Amerykanie twierdzą, że Chińczycy uzbroili wyspy w systemy antyrakietowe ziemia-powietrze i pociski przeciwokrętowe, a także m.in. instalacje laserowe, zagłuszające łączność oraz myśliwce. To według Johna Aquilino, agresywny ruch ze strony Chin, który może stanowić zagrożenie dla państw takich jak Filipiny czy Wietnam.

Wojskowy uważa, że "wrogie działania Chin pozostają w sprzeczności z wcześniejszymi zapewnieniami prezydenta tego kraju Xi Jinpinga". Polityk wcześniej deklarował bowiem, że Chiny nie zamierzają przekształcić sztucznych wysp w bazy wojskowe.

Chiny roszczą sobie jednak prawa do niemal całego Morza Południowochińskiego. Statki marynarki wojennej i straży przybrzeżnej tego kraju stale są obecne na terenie akwenu.

Chiny prężą militarne muskuły

To prężenie muskuł militarnych przez Chiny - uważa Aquilino.

Myślę, że w ciągu ostatnich 20 lat byliśmy świadkami największej rozbudowy militarnej Chin od czasów II wojny światowej.
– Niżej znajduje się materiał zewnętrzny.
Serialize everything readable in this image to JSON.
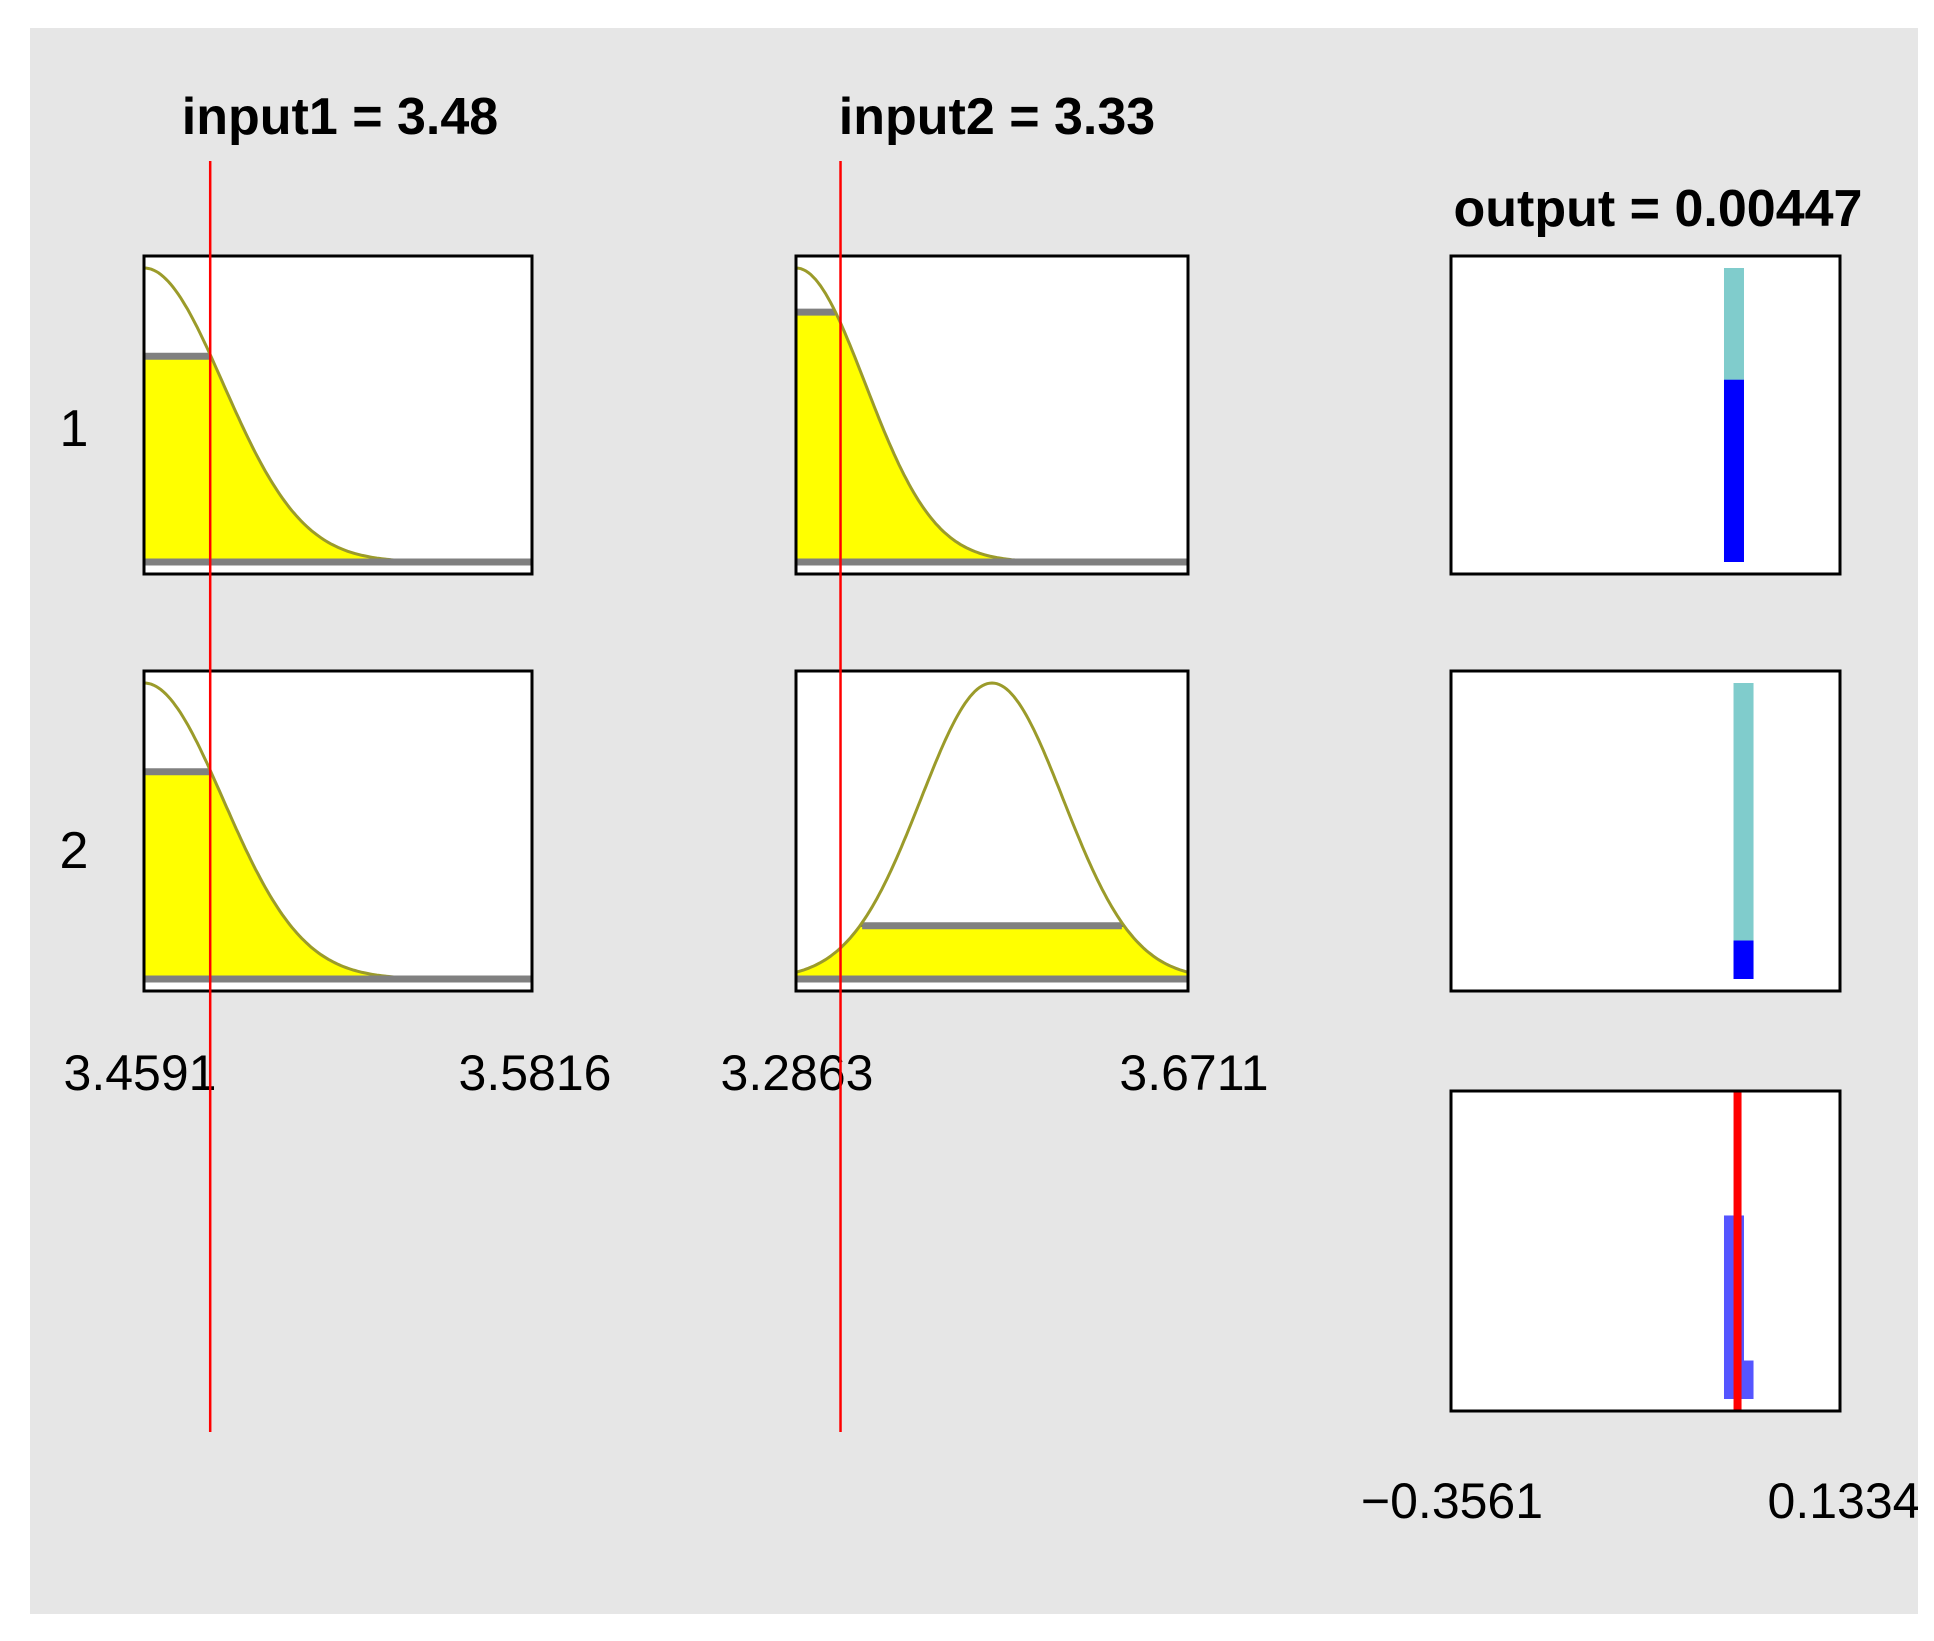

Oni (Chiny - przyp. red.) rozwinęli wszystkie swoje zdolności, ale nagromadzenie uzbrojenia destabilizuje region - zaznacza wojskowy.

Pekin oficjalnie nie skomentował amerykańskich doniesień. Władze Chin utrzymują, że profil wojskowy tego kraju jest czysto defensywny.
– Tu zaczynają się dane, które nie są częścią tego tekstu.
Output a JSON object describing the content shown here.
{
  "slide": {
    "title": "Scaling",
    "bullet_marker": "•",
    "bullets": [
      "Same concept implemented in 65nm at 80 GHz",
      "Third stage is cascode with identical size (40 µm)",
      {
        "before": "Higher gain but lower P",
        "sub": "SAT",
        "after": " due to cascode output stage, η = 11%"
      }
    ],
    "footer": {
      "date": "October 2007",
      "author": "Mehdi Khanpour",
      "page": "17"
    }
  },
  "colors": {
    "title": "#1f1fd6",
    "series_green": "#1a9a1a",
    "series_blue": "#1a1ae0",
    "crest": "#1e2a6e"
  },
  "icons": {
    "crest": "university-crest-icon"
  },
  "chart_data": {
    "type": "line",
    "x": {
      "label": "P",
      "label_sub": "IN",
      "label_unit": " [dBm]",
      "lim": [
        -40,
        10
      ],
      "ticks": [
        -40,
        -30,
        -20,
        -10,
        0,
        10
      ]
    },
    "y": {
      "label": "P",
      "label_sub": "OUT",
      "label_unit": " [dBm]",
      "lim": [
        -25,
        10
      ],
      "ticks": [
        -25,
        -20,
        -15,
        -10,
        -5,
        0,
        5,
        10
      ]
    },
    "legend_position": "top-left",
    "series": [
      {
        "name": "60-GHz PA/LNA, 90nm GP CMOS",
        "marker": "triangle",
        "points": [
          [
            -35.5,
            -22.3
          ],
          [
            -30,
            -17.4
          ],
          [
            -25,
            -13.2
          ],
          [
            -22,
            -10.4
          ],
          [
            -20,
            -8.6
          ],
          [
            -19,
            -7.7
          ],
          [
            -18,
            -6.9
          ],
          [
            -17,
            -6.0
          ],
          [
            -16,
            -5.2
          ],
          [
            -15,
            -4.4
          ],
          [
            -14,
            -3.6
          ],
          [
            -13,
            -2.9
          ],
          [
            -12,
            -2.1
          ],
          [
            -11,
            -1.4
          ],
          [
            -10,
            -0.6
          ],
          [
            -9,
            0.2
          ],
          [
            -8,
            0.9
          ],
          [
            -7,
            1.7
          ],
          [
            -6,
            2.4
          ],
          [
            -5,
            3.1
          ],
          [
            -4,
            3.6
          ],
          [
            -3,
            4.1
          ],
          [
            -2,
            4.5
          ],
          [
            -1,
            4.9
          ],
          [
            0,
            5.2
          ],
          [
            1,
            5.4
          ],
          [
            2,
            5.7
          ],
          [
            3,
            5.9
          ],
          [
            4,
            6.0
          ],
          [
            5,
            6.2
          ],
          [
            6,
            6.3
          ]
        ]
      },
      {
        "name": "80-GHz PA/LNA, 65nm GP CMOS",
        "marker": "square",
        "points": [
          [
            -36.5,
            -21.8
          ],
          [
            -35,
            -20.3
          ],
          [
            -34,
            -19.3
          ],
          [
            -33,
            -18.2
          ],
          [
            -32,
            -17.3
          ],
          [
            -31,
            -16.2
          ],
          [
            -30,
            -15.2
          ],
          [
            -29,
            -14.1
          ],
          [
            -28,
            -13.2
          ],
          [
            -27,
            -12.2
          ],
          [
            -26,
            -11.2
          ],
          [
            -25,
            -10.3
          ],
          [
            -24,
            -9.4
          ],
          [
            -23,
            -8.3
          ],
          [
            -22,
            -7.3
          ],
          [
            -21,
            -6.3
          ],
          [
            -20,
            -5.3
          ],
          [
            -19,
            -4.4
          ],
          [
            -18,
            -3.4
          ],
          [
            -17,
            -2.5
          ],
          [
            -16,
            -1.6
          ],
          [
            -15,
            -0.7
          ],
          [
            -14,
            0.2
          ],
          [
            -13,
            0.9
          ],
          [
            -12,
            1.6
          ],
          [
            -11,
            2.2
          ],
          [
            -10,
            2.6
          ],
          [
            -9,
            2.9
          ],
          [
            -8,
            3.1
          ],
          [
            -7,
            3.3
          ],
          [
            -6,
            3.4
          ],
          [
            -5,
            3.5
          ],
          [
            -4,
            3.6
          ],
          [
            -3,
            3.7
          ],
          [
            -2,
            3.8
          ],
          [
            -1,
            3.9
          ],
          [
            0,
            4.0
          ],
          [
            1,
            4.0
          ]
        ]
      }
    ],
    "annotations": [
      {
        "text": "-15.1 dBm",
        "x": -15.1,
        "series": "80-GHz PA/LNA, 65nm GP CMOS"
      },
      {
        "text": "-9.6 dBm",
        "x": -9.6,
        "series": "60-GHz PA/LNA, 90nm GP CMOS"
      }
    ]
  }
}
AP wskazuje jednak, że ChRL dysponuje już drugim co do wielkości po Stanach Zjednoczonych budżetem obronnym na świecie. Pekin cały czas modernizuje swoje systemy uzbrojenia w tym myśliwce J-20, pociski hipersoniczne, a także dwa lotniskowce - trzeci jest w budowie.

Rzeczniczka prasowa Białego Domu Jen Psaki zapytana o doniesienia o zmilitaryzowaniu wysp przez Chiny przyznała, że "wszelka eskalacja na Morzu Południowochińskim byłaby dla USA niepokojąca".